Arlwyn, on the other hand, was much less secure. Whenever he was supposed to make conversation with others, he felt as though some invisible hand reached inside his throat and stole the words away before he could open his mouth. When he did manage to speak, he often stuttured.
“God, how pathetic,” Douglas would say, shaking his head. “Sometimes I cannot believe that you hold the title of Baron while I hold nothing.” This was true. As their father was Earl of Tylwyth Teg, Arlwyn, who was born first, had inherited the title of Baron.
“I did not ask to be a baron,” Arlwyn protested to his jealous brother. He did not relish the idea of becoming a man of importance like their father. If his future were up to him, then he would live in a quiet cottage in the country, catching fish and living off the land. But his future was already written. And so, he did as he was told.

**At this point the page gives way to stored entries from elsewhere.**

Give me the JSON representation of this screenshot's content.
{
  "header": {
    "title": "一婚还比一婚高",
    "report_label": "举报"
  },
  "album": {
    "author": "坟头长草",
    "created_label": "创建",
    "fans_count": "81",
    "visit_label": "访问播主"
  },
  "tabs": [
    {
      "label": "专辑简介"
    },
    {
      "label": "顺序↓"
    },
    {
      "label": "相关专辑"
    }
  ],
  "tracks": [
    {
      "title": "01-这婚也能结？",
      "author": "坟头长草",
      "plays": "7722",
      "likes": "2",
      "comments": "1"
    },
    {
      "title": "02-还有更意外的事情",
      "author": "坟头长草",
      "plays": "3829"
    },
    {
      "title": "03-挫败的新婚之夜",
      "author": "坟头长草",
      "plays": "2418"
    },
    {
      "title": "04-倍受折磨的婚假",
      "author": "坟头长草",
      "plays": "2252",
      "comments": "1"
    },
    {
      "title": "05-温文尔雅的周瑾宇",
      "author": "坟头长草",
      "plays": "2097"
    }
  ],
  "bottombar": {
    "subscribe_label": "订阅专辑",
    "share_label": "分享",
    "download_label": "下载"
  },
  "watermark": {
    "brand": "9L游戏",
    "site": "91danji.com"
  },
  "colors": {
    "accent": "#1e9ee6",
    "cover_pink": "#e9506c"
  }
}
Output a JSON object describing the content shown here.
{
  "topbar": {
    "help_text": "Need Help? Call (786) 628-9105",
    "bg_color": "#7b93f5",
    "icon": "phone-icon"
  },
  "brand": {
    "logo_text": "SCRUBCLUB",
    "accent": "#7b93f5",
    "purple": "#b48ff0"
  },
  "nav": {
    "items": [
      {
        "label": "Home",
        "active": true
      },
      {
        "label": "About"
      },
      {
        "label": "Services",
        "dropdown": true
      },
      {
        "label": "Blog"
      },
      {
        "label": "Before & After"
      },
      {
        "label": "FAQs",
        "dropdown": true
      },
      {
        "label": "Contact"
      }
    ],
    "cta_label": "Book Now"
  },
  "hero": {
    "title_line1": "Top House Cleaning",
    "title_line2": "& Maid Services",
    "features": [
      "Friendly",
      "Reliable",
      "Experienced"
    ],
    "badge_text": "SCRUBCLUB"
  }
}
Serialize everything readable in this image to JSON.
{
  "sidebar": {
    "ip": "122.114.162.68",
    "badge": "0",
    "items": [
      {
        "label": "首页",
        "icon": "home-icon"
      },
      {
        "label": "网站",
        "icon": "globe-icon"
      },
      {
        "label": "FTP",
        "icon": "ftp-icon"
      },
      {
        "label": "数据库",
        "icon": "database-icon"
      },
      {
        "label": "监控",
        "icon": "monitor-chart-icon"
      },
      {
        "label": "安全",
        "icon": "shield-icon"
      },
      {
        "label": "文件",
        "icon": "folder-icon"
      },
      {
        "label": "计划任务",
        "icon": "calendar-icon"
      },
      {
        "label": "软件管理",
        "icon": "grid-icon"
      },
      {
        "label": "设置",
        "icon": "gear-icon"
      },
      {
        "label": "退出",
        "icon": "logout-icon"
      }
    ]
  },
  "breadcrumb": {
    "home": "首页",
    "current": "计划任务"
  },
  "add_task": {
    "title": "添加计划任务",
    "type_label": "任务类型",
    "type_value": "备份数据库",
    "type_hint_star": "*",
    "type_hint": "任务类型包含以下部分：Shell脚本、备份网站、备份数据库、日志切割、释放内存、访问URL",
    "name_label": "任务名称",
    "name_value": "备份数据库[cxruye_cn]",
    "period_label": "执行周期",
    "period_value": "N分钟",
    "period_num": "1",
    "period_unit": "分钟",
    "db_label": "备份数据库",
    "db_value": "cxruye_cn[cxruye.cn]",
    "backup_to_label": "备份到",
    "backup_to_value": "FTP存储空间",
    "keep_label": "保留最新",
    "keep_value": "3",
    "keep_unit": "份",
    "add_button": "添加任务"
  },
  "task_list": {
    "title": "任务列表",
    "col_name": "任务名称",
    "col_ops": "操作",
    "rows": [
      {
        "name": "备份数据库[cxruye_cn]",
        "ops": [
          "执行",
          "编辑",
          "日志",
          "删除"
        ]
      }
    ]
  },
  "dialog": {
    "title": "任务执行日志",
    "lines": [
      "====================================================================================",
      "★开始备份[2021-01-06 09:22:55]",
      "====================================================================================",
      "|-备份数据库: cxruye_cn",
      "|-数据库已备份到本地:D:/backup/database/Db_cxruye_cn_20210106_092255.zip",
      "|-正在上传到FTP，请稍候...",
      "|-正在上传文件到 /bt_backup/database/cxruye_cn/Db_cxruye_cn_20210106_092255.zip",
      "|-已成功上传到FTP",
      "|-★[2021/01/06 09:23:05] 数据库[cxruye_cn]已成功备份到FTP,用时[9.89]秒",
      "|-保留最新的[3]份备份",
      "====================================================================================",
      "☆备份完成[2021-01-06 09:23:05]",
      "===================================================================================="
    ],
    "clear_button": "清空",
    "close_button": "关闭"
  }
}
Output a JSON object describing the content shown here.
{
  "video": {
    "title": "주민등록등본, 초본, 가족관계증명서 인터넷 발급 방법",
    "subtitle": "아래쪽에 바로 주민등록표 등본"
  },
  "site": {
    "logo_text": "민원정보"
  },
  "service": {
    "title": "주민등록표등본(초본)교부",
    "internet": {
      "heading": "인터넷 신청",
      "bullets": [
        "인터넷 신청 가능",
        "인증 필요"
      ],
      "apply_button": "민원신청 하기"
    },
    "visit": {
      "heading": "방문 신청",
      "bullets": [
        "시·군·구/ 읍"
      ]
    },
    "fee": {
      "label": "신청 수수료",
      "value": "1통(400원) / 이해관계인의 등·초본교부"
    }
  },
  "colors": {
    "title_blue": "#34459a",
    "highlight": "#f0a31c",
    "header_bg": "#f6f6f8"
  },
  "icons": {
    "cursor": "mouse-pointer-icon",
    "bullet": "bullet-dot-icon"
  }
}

He spent long hours reading, studying Latin and French and German, playing the piano, and any other pursuits considered to be seemly for a boy of his stature.
One day, at one of his father’s parties, Arlwyn was introduced to the Lady Priscilla Veronique of Graudon; a plump, red-faced girl with a pig-like nose and a tendency to talk unceasingly. He politely listened to her prattle on and on about the great feast her father had thrown in her honor, then felt a great sense of relief when she finally moved on to bore someone else. He did not give much more thought to Lady Priscilla for the next few years.